После разговора с Максимом на островке он пошел в дом. Точнее — на кухню, где Люда хлопотала у печки. В горнице за столом читал Аржанец, и в кухне они, хотя дверь и была прикрыта, разговаривали шепотом. И целовались. Еще тише, кажется, чем шептались.
Все вчерашнее, ночное, вернулось снова, даже и те слова: «Нам надо уехать». И то законное, горячее желание уже сейчас, не откладывая и навеки, остаться вместе. И он упрямо сказал ей об этом еще раз.
В том же, что и вчера, когда он отдавал ей письмо, белом фартучке на синем в белый горошек платье, повязанная той же синей косынкой, Люда стояла перед ним, только что высвободившись из объятий. И опять ему не верилось, что это ее он то жарко, то в тихом забытьи целовал, что это она отвечала ему стыдливой горячей нежностью. Чудесное, бесконечно новое чувство!.. Она шептала:
— Ну… Толя… ну, если надо, чтоб ты поверил, так я тебе могу еще раз повторить, что я… Ах, ну тебя!..
Она все еще не могла спокойно произнести это простое слово, заключавшее в себе весь большой, волнующий, солнечный мир их чувств. В милом смущении она опустила глаза, повертела в пальцах пуговку на его воротнике, а потом… как-то совсем неожиданно, спокойно и даже властно обняла его за шею и припала к губам горячими душистыми губами…
— Ну… вот… — сказала она, переводя дыхание. Опять смутилась и, улыбаясь, прибавила: — Вот до чего ты доводишь девушку… — Потом, принимая серьезный вид, по привычке тряхнула головой и заговорила: — А все-таки я не могу сейчас с тобой уехать. И ты не злись, не смотри на меня так. Ну, как я оставлю больного отца? Максим еще в этом году не может его забрать. А потом… не могу я так: и ты и я махнем на все это рукой, и ладно. Я же хотела жить, работать в деревне. Учиться буду заочно. Вот как я думала, Толя…
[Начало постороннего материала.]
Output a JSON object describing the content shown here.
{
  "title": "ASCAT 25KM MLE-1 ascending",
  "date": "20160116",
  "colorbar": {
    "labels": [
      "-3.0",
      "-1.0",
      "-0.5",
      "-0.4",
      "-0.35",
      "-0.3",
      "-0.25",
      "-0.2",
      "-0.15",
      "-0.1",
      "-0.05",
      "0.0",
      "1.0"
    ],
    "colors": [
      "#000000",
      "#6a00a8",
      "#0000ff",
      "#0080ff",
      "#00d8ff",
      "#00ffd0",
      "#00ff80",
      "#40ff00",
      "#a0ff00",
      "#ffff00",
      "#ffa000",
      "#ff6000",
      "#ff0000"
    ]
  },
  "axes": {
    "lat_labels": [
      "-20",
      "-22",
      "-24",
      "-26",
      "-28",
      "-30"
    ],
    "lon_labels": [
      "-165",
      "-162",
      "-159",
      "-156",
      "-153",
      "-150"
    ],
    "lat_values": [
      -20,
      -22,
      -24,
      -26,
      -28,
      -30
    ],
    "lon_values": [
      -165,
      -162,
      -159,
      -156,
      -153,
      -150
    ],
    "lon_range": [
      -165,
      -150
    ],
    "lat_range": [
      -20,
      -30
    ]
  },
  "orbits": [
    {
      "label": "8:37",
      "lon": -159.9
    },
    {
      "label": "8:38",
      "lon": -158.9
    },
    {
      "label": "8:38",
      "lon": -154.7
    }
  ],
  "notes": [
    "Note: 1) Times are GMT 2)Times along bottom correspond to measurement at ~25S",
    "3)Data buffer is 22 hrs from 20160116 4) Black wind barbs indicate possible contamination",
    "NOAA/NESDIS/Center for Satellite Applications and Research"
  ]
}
— Ну что ж… — сказал он, еще не остыв, уже огорченный, надувшись. — У тебя есть свои планы…
— А ты не смейся, есть.
Под неожиданно серьезным и, как показалось ему, странным взглядом Люды он поубавил важности, но все еще с обидой сказал:
— Если только все это так…
Начал и остановился.
А она из покорной и нежной Людочки вдруг превратилась во взрослую, незаслуженно оскорбленную женщину.
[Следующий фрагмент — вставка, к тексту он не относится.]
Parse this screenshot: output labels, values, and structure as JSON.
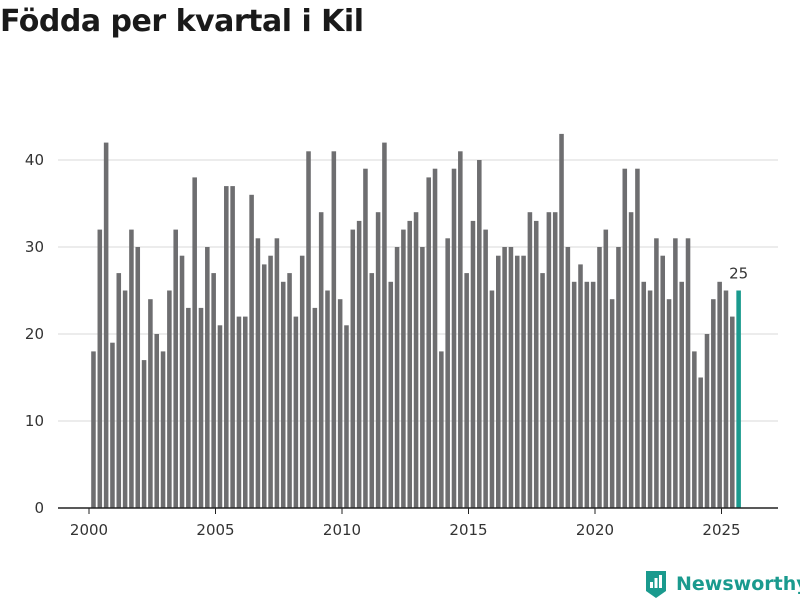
{
  "title": "Födda per kvartal i Kil",
  "brand": {
    "name": "Newsworthy",
    "icon": "newsworthy-logo-icon"
  },
  "chart_data": {
    "type": "bar",
    "title": "Födda per kvartal i Kil",
    "xlabel": "",
    "ylabel": "",
    "ylim": [
      0,
      43
    ],
    "yticks": [
      0,
      10,
      20,
      30,
      40
    ],
    "xticks": [
      2000,
      2005,
      2010,
      2015,
      2020,
      2025
    ],
    "x_start": 2000,
    "x_end": 2026,
    "quarter_start": 2000.0,
    "quarter_step": 0.25,
    "values": [
      18,
      32,
      42,
      19,
      27,
      25,
      32,
      30,
      17,
      24,
      20,
      18,
      25,
      32,
      29,
      23,
      38,
      23,
      30,
      27,
      21,
      37,
      37,
      22,
      22,
      36,
      31,
      28,
      29,
      31,
      26,
      27,
      22,
      29,
      41,
      23,
      34,
      25,
      41,
      24,
      21,
      32,
      33,
      39,
      27,
      34,
      42,
      26,
      30,
      32,
      33,
      34,
      30,
      38,
      39,
      18,
      31,
      39,
      41,
      27,
      33,
      40,
      32,
      25,
      29,
      30,
      30,
      29,
      29,
      34,
      33,
      27,
      34,
      34,
      43,
      30,
      26,
      28,
      26,
      26,
      30,
      32,
      24,
      30,
      39,
      34,
      39,
      26,
      25,
      31,
      29,
      24,
      31,
      26,
      31,
      18,
      15,
      20,
      24,
      26,
      25,
      22,
      25
    ],
    "highlight_last_label": "25",
    "colors": {
      "bar": "#6e6e70",
      "highlight": "#1a9a8e",
      "grid": "#d9d9d9",
      "axis": "#222222"
    }
  }
}
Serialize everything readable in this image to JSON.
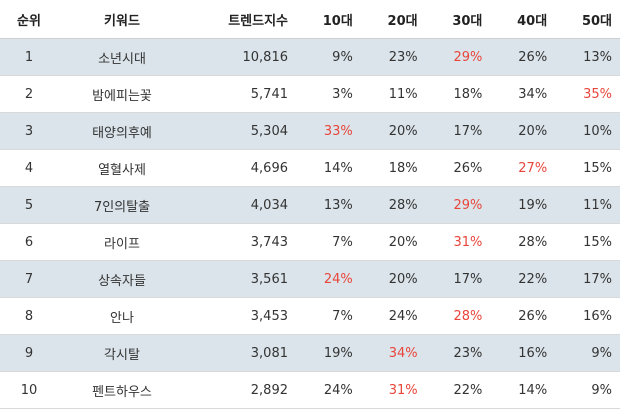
{
  "headers": [
    "순위",
    "키워드",
    "트렌드지수",
    "10대",
    "20대",
    "30대",
    "40대",
    "50대"
  ],
  "colors": {
    "shaded_row": "#dbe4ea",
    "highlight_text": "#e8463b",
    "text": "#333333"
  },
  "rows": [
    {
      "rank": "1",
      "keyword": "소년시대",
      "trend": "10,816",
      "ages": [
        "9%",
        "23%",
        "29%",
        "26%",
        "13%"
      ],
      "highlight": 2
    },
    {
      "rank": "2",
      "keyword": "밤에피는꽃",
      "trend": "5,741",
      "ages": [
        "3%",
        "11%",
        "18%",
        "34%",
        "35%"
      ],
      "highlight": 4
    },
    {
      "rank": "3",
      "keyword": "태양의후예",
      "trend": "5,304",
      "ages": [
        "33%",
        "20%",
        "17%",
        "20%",
        "10%"
      ],
      "highlight": 0
    },
    {
      "rank": "4",
      "keyword": "열혈사제",
      "trend": "4,696",
      "ages": [
        "14%",
        "18%",
        "26%",
        "27%",
        "15%"
      ],
      "highlight": 3
    },
    {
      "rank": "5",
      "keyword": "7인의탈출",
      "trend": "4,034",
      "ages": [
        "13%",
        "28%",
        "29%",
        "19%",
        "11%"
      ],
      "highlight": 2
    },
    {
      "rank": "6",
      "keyword": "라이프",
      "trend": "3,743",
      "ages": [
        "7%",
        "20%",
        "31%",
        "28%",
        "15%"
      ],
      "highlight": 2
    },
    {
      "rank": "7",
      "keyword": "상속자들",
      "trend": "3,561",
      "ages": [
        "24%",
        "20%",
        "17%",
        "22%",
        "17%"
      ],
      "highlight": 0
    },
    {
      "rank": "8",
      "keyword": "안나",
      "trend": "3,453",
      "ages": [
        "7%",
        "24%",
        "28%",
        "26%",
        "16%"
      ],
      "highlight": 2
    },
    {
      "rank": "9",
      "keyword": "각시탈",
      "trend": "3,081",
      "ages": [
        "19%",
        "34%",
        "23%",
        "16%",
        "9%"
      ],
      "highlight": 1
    },
    {
      "rank": "10",
      "keyword": "펜트하우스",
      "trend": "2,892",
      "ages": [
        "24%",
        "31%",
        "22%",
        "14%",
        "9%"
      ],
      "highlight": 1
    }
  ]
}
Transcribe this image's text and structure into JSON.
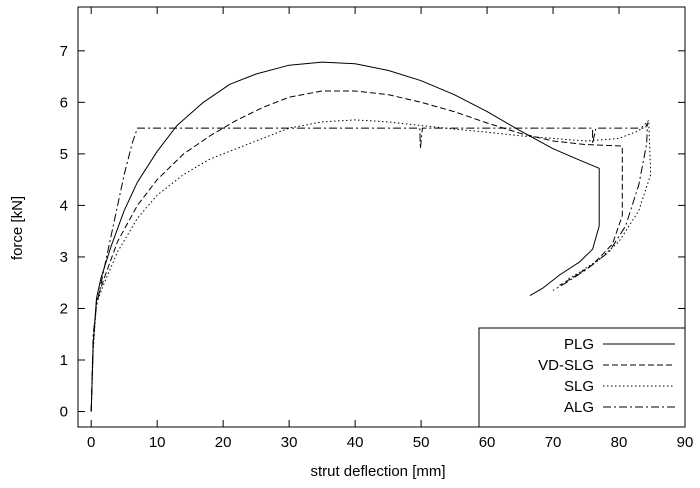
{
  "chart_data": {
    "type": "line",
    "title": "",
    "xlabel": "strut deflection [mm]",
    "ylabel": "force [kN]",
    "xlim": [
      -2,
      90
    ],
    "ylim": [
      -0.3,
      7.85
    ],
    "x_ticks": [
      0,
      10,
      20,
      30,
      40,
      50,
      60,
      70,
      80,
      90
    ],
    "y_ticks": [
      0,
      1,
      2,
      3,
      4,
      5,
      6,
      7
    ],
    "grid": false,
    "legend_position": "bottom-right",
    "series": [
      {
        "name": "PLG",
        "dash": "solid",
        "points": [
          [
            0,
            0
          ],
          [
            0.3,
            1.3
          ],
          [
            0.8,
            2.2
          ],
          [
            1.5,
            2.6
          ],
          [
            3,
            3.2
          ],
          [
            5,
            3.9
          ],
          [
            7,
            4.45
          ],
          [
            10,
            5.05
          ],
          [
            13,
            5.55
          ],
          [
            17,
            6.0
          ],
          [
            21,
            6.35
          ],
          [
            25,
            6.55
          ],
          [
            30,
            6.72
          ],
          [
            35,
            6.78
          ],
          [
            40,
            6.75
          ],
          [
            45,
            6.62
          ],
          [
            50,
            6.42
          ],
          [
            55,
            6.15
          ],
          [
            60,
            5.82
          ],
          [
            65,
            5.45
          ],
          [
            70,
            5.1
          ],
          [
            74,
            4.88
          ],
          [
            77,
            4.72
          ],
          [
            77,
            3.6
          ],
          [
            76,
            3.15
          ],
          [
            74,
            2.9
          ],
          [
            71,
            2.65
          ],
          [
            68.5,
            2.4
          ],
          [
            66.5,
            2.25
          ]
        ]
      },
      {
        "name": "VD-SLG",
        "dash": "dashed",
        "points": [
          [
            0,
            0
          ],
          [
            0.3,
            1.3
          ],
          [
            0.8,
            2.15
          ],
          [
            2,
            2.6
          ],
          [
            4,
            3.3
          ],
          [
            7,
            4.0
          ],
          [
            10,
            4.5
          ],
          [
            14,
            5.0
          ],
          [
            18,
            5.35
          ],
          [
            22,
            5.65
          ],
          [
            26,
            5.9
          ],
          [
            30,
            6.1
          ],
          [
            35,
            6.22
          ],
          [
            40,
            6.22
          ],
          [
            45,
            6.15
          ],
          [
            50,
            6.0
          ],
          [
            55,
            5.82
          ],
          [
            60,
            5.6
          ],
          [
            65,
            5.4
          ],
          [
            70,
            5.25
          ],
          [
            75,
            5.18
          ],
          [
            80.5,
            5.15
          ],
          [
            80.5,
            3.8
          ],
          [
            79,
            3.25
          ],
          [
            76,
            2.85
          ],
          [
            73,
            2.6
          ],
          [
            71,
            2.45
          ]
        ]
      },
      {
        "name": "SLG",
        "dash": "dotted",
        "points": [
          [
            0,
            0
          ],
          [
            0.3,
            1.2
          ],
          [
            0.8,
            2.1
          ],
          [
            2,
            2.5
          ],
          [
            4,
            3.1
          ],
          [
            7,
            3.75
          ],
          [
            10,
            4.2
          ],
          [
            14,
            4.6
          ],
          [
            18,
            4.9
          ],
          [
            22,
            5.1
          ],
          [
            26,
            5.3
          ],
          [
            30,
            5.5
          ],
          [
            35,
            5.62
          ],
          [
            40,
            5.66
          ],
          [
            45,
            5.62
          ],
          [
            50,
            5.55
          ],
          [
            55,
            5.48
          ],
          [
            60,
            5.42
          ],
          [
            65,
            5.35
          ],
          [
            70,
            5.3
          ],
          [
            75,
            5.25
          ],
          [
            80,
            5.3
          ],
          [
            83,
            5.45
          ],
          [
            84.5,
            5.65
          ],
          [
            84.8,
            4.6
          ],
          [
            83,
            3.9
          ],
          [
            80,
            3.3
          ],
          [
            77,
            2.95
          ],
          [
            74,
            2.7
          ],
          [
            72,
            2.55
          ]
        ]
      },
      {
        "name": "ALG",
        "dash": "dashdot",
        "points": [
          [
            0,
            0
          ],
          [
            0.3,
            1.5
          ],
          [
            0.8,
            2.05
          ],
          [
            2,
            2.8
          ],
          [
            3.5,
            3.7
          ],
          [
            5,
            4.6
          ],
          [
            6.2,
            5.2
          ],
          [
            7,
            5.5
          ],
          [
            49.8,
            5.5
          ],
          [
            49.9,
            5.1
          ],
          [
            50.2,
            5.5
          ],
          [
            76,
            5.5
          ],
          [
            76,
            5.2
          ],
          [
            76.5,
            5.5
          ],
          [
            84,
            5.5
          ],
          [
            84.3,
            5.6
          ],
          [
            84.2,
            5.2
          ],
          [
            83,
            4.4
          ],
          [
            81,
            3.6
          ],
          [
            78.5,
            3.1
          ],
          [
            75,
            2.75
          ],
          [
            72,
            2.5
          ],
          [
            70,
            2.35
          ]
        ]
      }
    ]
  }
}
— Что ты сказал? — прошептала она, глядя ему прямо в глаза. — Ты что это сказал! Не ожидала я, Толя. Я тебе все. Я тебе всегда и все буду сразу… А ты…
Кто-то затопал ногами в сенях.
Он испуганно, стыдясь этого испуга, схватился за щеколду…
«Как все это глупо! — думал он теперь, сидя в лодке. — Как глупо и горько!.. Там полная искренность, а у меня? Каприз?.. И так уехать, оставив ее с такой грустью в глазах!..»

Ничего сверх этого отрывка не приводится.